The scene moves to the Science Academy of England where Phileas has said it is possible to travel around the world in 80 days. Every man wants something, comments Lord Salisbury, head of the academy, as he tempts Phileas into a bet. Smiling, Phileas replies that he wants Lord Salisbury's job. A bet is made to travel around the World in 80 days. However, if Phileas fails to win he must never step foot into the academy again, take down the dreadful eyesores in front of his yard, and... no more inventing. To make his journey worse General Fang, partner with Lord Salisbury, will attempt to kill Phileas and retrieve the Buddha.
Although Phileas has no idea that Passepartout is a thief and being followed by General Fang, he begins his great adventure to travel the world. On their way they meet a Monique La Roche (Cecile De France), a young French lady. Reluctantly Phileas allows her to accompany them. In India Prince Hapi sends for Phileas, Passepartout and Miss La Roche. When Phileas decides to leave Prince Hapi will not release Miss La Roche, as she is to become his 6th or 7th wife. By the end of this scene the princes favorite statue of himself is destroyed and Miss La Roche leaves with Phileas. Arriving in China Passepartout brings the Buddha home to his village. While visiting the village, Phileas finds out the true reason as to why Passepartout agreed to be his valet. Heartbroken he travels to his next destination alone.

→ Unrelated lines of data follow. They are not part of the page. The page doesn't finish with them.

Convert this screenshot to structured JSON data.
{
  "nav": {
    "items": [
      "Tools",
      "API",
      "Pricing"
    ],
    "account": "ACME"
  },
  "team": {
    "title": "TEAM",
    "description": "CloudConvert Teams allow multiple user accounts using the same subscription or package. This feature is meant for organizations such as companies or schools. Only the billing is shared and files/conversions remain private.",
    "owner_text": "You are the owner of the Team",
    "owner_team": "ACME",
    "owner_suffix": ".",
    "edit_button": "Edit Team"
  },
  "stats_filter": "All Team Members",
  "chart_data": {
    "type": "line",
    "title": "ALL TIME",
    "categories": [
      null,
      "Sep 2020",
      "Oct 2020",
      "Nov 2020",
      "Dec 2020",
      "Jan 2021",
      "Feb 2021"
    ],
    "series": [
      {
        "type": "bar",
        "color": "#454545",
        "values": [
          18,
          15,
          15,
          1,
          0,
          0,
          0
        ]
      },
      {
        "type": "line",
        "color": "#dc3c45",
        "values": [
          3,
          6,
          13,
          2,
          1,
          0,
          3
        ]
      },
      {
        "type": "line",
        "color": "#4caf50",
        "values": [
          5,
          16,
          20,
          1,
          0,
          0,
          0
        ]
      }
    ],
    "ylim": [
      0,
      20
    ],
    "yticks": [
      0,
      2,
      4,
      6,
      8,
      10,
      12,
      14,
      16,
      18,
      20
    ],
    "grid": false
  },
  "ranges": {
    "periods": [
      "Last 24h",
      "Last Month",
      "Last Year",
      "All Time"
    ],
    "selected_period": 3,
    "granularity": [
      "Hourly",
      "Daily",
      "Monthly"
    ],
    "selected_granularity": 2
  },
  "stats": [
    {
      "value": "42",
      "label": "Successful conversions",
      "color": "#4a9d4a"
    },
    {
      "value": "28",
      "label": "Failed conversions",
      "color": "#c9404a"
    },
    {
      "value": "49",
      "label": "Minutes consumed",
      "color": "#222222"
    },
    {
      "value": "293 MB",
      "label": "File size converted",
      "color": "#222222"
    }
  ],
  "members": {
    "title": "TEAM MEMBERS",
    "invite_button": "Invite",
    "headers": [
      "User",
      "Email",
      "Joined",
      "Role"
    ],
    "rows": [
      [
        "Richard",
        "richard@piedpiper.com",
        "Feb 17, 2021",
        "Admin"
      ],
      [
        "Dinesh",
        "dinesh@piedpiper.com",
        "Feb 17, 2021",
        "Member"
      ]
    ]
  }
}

In New York Phileas finds himself a beggar... overnight. But charming Miss La Roche and faithful Passepartout come to the rescue. Many adventures later they arrive back in England awaiting yet another surprise and Queen Victoria! I have never read the book but I'm sure many liberties have been taken in the movie. Compared to the older version of Around the World in 80 Days it is extremely adventurous and hilarious movie. Sadly there were a few things in it that might be disagreeable. During a train trip, Miss La Roche crosses her legs revealing some of her tights. Phileas glances over and begins to smile. Suddenly realizing that Miss La Roche is looking at him, he snaps back into the real world and in the process turns over a tray of food. After reluctantly joining Prince Hapi in India Phileas, Passepartout and Miss La Roche get in a Jacuzzi with him. Miss La Roche is dressed in her undergarments showing a little of her cleavage.
While Passepartout is gripping a rope from a hot air balloon he hits into a statue of a naked man.
Shortly after Passepartout brings home the Buddha the village bows down and worships it. Sadly these people do not have the saving knowledge of Jesus Christ. Surprisingly there was not a whole lot of kissing in 80 Days, and some mild language (4 d--- words, 2 words using the Lords name in vain, 1 use of h--- and perhaps the use of "bloody"). Despite the objectionable content I would recommend Around the World in 80 Days. Its not slow like some movies and extremely fun to watch. Jackie Chan added a great deal of humor to it. It would be great to watch this as a rental movie on a DVD or VHS player that removes improper language.